- Penfound as Captain Penny
- Born: Ronald A. Penfound January 28, 1927 Elyria, Ohio, U.S.
- Died: September 16, 1974 (aged 47) Naples, Florida, U.S.
- Occupations: TV sports anchor; Radio announcer; Floorman;
- Years active: 1950–1974
- Spouses: Gail Gilmore (married 1951–1959, divorced); Phyllis Yoder Hunter (married 1960–1964, her death); JoAnn Dudas (married 1967–1974, his death);
- Children: 5

= Ron Penfound =

American television personality (1927–1974)

Ronald A. Penfound was a radio announcer and local television personality in the Cleveland, Ohio, market, specifically on WEWS-TV channel 5 where from 1955 to 1971 he hosted an afternoon program for children. As host, he was known as Captain Penny and was attired in railroad engineer clothing.

==Early life==
Ron Penfound was born on January 28, 1927, in Elyria, Ohio, to Archie and Marjorie (Saywell) Penfound, and served in the U.S. Navy during World War II.

He attended Kenyon College and shared a dorm with actor Paul Newman. He had originally planned to become an Episcopal priest, but then transferred to study broadcasting at the University of Denver.

==Career==
Penfound worked as a radio announcer at KLMR in Lamar, Colorado, while attending school (1950). He was an announcer for KVOD in Denver before returning to Elyria as news and sports director at WEOL radio. He also worked at Cleveland radio station WERE as an announcer and salesman.

On April 26, 1953, Penfound was hired as a sports announcer and floorman for WEWS-TV, and began hosting the Captain Penny program on March 2, 1955. During the course of its 16 years on the air, the show featured old cartoons, along with Little Rascals and Three Stooges shorts. In addition, there were live appearances by Captain Penny and a variety of guests.

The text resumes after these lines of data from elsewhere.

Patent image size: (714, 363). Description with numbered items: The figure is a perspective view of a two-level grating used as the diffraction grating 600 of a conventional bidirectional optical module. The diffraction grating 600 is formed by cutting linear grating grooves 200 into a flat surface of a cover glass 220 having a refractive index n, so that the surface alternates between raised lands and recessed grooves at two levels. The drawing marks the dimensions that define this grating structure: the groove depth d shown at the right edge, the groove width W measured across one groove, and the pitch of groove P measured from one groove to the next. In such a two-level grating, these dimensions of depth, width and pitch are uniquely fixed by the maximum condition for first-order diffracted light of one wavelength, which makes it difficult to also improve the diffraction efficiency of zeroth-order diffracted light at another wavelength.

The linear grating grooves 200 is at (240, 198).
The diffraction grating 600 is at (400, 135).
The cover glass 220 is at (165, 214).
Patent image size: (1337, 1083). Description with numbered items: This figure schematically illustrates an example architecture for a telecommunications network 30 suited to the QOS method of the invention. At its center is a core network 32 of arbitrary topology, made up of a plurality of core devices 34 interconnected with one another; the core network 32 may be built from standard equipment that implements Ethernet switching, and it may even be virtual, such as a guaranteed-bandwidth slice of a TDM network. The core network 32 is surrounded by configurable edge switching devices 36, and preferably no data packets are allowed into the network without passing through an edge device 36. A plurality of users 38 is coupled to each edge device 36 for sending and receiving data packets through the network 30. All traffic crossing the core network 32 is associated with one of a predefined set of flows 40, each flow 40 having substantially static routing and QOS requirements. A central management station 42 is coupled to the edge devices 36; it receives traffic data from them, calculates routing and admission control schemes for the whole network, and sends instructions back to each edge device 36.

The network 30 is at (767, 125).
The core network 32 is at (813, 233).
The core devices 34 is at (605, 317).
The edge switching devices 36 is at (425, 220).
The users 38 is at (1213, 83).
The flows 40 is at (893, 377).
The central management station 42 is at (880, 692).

Following a 1961 appearance by actor Chuck Connors, Penfound was given a small role in Connors' show, The Rifleman, in the fourth-season episode #15, "The Princess", in which he played Mr. Smith. It aired 7/13/1961.

During the holiday season, the character of Mr. Jingeling, played by the show's producer, Earl Keyes, would appear. Throughout the year, a feature of the daily program was on a certain day of the week, Captain would present animals from the Cuyahoga County Animal Protective League available for adoption. The segment was known as Captain Penny's Pooch Parade.

In 1957, a second program was added in a late afternoon time slot Captain Penny's Fun House. The show featured Captain Penny (Ron Penfound), Wilbur Wiffenpoof (Earl Keyes) and other guests such as Bobo (an inflated clown). Captain Penny also hosted a 2-hour show Captain Penny's Fun Farm on Saturday mornings.

Captain Penny would close his daily program with the words of advice to his little viewers: "You can fool some of the people all of the time, all of the people some of the time, but you can’t fool Mom. She's pretty nice and she's pretty smart. Do what Mom says, and you won't go far wrong."

After the Captain Penny show had its final broadcast on September 4, 1971, Penfound served as weekend weatherman and staff announcer at WEWS. He was also the public address announcer for the Cleveland Indians from 1969 to 1972. Upon leaving the station in 1972, Penfound worked as a sales manager and sportscaster for WKBK in Keene, New Hampshire for one year, before moving to Florida, where he worked in both radio and television.

==Personal life==
Penfound married Gail Gilmore in 1951 and had one child, Amy, but their marriage ended in divorce in 1959. He then married Phyllis Yoder Hunter in 1960, with the couple having two children, Tracy and Matthew. Phyllis committed suicide on May 10, 1964, when she jumped off the Cuyahoga River Bridge of the Ohio Turnpike in nearby Summit County. On May 20, 1967, Penfound married JoAnn Dudas and had two children, Julie and Samantha.

===Death===
Although Captain Penny never appeared on camera with a cigarette, Ron Penfound was a cigarette smoker. He died of lung cancer in Naples, Florida, on September 16, 1974. He was 47.